Haber Türk Washington muhabiri Serdar Turgut, Fırat’ın doğusuna yönelik operasyonun başlamasıyla birlikte, “Kamışlı Modeli”ni gündeme getiriverdi; “Operasyonun hedefi, ‘Kamışlı Modeli’ ile ilişkili olabilir” diyor. 

Nedir bu “Kamışlı Modeli”nin hedefleri?  

Merak edilen şu: ABD, Türkiye’ye iltifatlar yağdırarak Fırat’ın doğusuna operasyon yapmamızın önünü açmakla kendi planını mı hayata geçirmeye çalışıyor?

Öyle ya, Suriye’nin kontrolü altındaki bölgelerde inşa ettiği 22 askeri üsse ek olarak 5 gözlem noktası oluşturan ABD, Türkiye’nin Fırat’ın doğusuna operasyon yapmasına nasıl ve hangi amaçla izin veriyordu? ABD’nin Türkiye’nin Fırat’ın doğusunu hedef alan operasyonuna ilişkin gizli bir gündemi vardı? 

Türkiye’nin tek taraflı bir askeri operasyonuna asla sıcak bakmadıklarını söyleyen ABD’nin Suriye Özel Temsilcisi James Jefrey’nin, sözünü ettiği Türkiye-ABD işbirliğinin, yani “Kamışlı Modeli”nin çerçevesi ve hedefi neydi? 

“Kamışlı Modeli”ni, Putin ile Trump, 19 Haziran 2018’de gerçekleştirdikleri Helsinki Zirvesi’nde oluşturmuş olabilirler. Suriye’nin kuzey bölgelerindeki Kürtlerin geleceği konusu, zirve öncesinde de, Washington-Moskova arasında uzun uzun tartışılmış; iki tarafın da kabul edebileceği bir model hazırlanmış. Şimdi “Kamışlı Modeli”ne Türkiye’nin tepkisi test ediliyor. 

ABD, RUSYA VE TÜRKİYE’NİN HEDEFLERİ

Türkiye, PKK uzantısı YPG’yi terör örgütü olarak görüyor. ABD, eğitip donattığı YPG’nin koruması altında bir devlet yapılanması oluşturarak, bunu Suriye’de kalma gerekçesi olarak kullanmak istiyor. Rusya, Kürtlerin YPG çatısı altında kültür ve     ekonomi konularında özerk bir yapı kazanmalarını kabul etmekle birlikte, ABD’nin bu oluşumu Suriye’de uzun soluklu kalma gerekçesi olarak kullanmasına sıcak bakmıyor. 

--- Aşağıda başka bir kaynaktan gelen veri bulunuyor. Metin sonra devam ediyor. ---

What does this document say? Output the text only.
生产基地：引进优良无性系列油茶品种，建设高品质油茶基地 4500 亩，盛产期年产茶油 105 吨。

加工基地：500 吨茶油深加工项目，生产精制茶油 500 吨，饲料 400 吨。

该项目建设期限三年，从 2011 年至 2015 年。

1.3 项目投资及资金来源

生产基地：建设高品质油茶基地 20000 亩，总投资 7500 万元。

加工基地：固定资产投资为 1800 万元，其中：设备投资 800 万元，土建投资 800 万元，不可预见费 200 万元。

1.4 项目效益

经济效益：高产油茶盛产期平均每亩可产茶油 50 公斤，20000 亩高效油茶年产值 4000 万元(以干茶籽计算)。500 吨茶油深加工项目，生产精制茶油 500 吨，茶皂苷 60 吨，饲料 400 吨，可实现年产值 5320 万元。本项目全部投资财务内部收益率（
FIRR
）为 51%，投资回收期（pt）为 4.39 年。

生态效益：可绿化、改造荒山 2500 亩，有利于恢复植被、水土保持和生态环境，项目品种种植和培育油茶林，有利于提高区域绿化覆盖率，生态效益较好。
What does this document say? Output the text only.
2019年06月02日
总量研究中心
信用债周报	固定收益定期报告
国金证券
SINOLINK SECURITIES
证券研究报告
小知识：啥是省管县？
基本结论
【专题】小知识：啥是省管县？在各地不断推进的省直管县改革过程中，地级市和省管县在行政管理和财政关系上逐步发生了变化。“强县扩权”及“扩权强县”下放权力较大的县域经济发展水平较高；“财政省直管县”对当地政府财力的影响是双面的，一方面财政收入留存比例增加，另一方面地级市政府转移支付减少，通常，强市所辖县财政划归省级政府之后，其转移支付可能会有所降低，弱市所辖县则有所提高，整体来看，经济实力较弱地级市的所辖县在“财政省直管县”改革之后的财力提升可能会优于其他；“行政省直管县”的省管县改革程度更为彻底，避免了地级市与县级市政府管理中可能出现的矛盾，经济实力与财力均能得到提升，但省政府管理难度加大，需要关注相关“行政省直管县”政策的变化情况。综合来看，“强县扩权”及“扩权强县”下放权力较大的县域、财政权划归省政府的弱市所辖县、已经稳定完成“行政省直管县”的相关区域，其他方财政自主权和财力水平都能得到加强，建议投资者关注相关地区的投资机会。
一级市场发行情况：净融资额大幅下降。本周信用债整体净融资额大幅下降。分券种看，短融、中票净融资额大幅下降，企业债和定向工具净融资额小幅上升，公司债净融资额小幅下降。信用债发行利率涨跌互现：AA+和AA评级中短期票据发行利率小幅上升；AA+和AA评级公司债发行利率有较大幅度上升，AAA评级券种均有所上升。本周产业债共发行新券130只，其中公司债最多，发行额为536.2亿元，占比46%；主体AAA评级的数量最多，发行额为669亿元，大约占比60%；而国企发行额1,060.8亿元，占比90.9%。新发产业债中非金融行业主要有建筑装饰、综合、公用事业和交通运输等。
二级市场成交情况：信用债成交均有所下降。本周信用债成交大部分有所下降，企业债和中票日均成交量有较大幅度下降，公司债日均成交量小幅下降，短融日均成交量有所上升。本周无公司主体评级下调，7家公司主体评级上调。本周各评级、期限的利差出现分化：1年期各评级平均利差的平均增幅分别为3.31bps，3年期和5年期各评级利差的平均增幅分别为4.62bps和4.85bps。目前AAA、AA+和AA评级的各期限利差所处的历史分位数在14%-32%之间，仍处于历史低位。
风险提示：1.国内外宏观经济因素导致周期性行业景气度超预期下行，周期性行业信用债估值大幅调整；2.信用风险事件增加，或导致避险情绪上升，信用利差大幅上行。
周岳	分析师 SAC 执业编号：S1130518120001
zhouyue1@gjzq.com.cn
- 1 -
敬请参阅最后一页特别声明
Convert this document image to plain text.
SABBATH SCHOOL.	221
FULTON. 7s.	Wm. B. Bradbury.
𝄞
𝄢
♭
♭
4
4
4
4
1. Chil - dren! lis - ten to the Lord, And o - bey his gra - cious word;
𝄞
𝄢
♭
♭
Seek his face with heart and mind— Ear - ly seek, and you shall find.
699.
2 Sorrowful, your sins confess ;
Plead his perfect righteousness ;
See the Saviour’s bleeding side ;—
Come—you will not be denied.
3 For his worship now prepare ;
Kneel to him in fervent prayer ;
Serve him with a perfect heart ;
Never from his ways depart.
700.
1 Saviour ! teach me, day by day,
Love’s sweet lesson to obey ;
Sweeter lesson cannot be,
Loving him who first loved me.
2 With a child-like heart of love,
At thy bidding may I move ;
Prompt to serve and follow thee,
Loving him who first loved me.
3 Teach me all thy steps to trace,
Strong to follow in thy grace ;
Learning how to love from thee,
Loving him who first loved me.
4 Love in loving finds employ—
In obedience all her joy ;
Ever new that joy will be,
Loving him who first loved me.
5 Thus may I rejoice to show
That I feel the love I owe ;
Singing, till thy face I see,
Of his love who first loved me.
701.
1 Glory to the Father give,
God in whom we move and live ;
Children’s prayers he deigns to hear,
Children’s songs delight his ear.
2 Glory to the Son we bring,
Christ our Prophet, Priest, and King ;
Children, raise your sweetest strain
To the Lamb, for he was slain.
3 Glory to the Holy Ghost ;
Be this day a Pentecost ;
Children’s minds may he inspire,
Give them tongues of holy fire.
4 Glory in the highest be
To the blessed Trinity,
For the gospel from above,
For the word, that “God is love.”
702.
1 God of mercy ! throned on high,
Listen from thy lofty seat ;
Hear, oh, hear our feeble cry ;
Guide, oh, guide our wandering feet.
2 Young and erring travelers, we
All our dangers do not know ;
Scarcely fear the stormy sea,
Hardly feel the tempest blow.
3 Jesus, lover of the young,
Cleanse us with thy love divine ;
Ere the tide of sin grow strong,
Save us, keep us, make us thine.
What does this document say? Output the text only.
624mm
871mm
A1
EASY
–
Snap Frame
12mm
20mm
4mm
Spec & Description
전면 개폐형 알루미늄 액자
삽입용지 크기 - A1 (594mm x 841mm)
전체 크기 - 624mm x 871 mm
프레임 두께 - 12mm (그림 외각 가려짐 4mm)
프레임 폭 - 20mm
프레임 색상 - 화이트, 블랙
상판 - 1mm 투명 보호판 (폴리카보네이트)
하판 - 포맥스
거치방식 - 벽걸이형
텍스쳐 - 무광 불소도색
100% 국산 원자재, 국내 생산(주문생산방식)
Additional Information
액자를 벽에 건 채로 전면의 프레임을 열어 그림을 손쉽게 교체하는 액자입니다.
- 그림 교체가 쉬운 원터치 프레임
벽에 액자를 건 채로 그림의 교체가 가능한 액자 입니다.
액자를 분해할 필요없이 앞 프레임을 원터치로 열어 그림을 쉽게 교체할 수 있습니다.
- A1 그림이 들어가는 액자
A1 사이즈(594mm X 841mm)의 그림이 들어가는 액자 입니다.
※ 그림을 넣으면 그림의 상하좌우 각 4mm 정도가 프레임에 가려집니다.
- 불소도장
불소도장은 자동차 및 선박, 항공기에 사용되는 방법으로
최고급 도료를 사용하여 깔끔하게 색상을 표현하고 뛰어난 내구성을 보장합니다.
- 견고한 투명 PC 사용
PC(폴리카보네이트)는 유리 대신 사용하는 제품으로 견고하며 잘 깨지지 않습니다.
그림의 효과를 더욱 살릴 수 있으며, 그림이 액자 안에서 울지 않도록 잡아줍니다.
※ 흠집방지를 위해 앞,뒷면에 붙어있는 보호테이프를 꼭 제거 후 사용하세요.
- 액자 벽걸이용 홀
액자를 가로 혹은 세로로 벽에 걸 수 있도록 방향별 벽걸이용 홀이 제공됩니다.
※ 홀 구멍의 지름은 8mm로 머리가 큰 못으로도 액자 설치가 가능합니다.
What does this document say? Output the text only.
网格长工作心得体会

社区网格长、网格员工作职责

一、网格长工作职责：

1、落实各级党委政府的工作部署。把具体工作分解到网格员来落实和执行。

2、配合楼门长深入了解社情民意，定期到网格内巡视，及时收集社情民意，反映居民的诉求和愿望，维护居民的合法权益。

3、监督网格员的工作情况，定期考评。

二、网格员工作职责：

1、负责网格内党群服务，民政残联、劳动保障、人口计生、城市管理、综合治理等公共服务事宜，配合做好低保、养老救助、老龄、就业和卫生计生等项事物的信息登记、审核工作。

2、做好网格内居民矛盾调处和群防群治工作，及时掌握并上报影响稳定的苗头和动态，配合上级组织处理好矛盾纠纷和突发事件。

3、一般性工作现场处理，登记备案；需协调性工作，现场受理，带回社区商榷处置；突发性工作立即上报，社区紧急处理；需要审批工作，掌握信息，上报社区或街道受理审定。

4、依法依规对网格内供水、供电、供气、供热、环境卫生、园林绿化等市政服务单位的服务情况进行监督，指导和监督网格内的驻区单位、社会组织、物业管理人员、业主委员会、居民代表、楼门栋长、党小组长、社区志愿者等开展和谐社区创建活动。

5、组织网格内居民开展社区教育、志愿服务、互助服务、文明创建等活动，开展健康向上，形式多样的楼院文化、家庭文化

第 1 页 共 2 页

Çünkü, “Kamışlı Modeli”ne göre Suriye Kürt Özerk Yönetimi, Kamışlı’da olduğu gibi, bölgenin yönetilmesinde merkezi hükümetle birlikte çalışacak, ama rejim güçleri özerk bölgede yetkili olmayacak. Özerk bölgede görev yapacak sınırlı sayıda rejim güçleri Rus güvenlik güçleri ile koordineli çalışacaklar. Bölgede gözlemci olarak görev yapacak Rus güvenlik güçleri, bölgeden Türkiye’yi hedef alacak herhangi bir terör saldırısının olmasına izin vermeyecek. 

“Kamışlı Modeli”, SGD’nin Washington Temsilcisi İlham Ahmed başkanlığındaki YPG heyeti tarafından, Esat’a da sunulmuş, ama net bir yanıt henüz alınamamış.  

ABD de, Rusya da, Suriye’nin geleceği konusunda kesin karar vermeden önce, Türkiye’nin olası tepkilerini ölçmeye, itirazlarını törpülemeye çalışıyorlar. Türkiye’nin Fırat’ın doğusuna yönelik operasyonu yalnızca bir askeri operasyon değil. Ortadoğu’da denklemler çok süratli değişiyor. O nedenle Türkiye, yükleneceği risklerin karşılığını alabilmek için, adımlarını çok dikkatli atıyor. Sonuçta, Suriye’nin geleceği konusunda Türkiye’nin de oyu alınmak zorunda.. Ortadoğu’nun haritası yeniden belirlenirken, Türkiye’nin kararını önemi giderek artıyor.

Astana ortakları olan Türkiye ile Rusya’nın, “Suriye’nin toprak bütünlüğüne saygılı olmakla”  “Kamışlı Modeli”ni nasıl bağdaştırabilecekleri de ayrı bir konu..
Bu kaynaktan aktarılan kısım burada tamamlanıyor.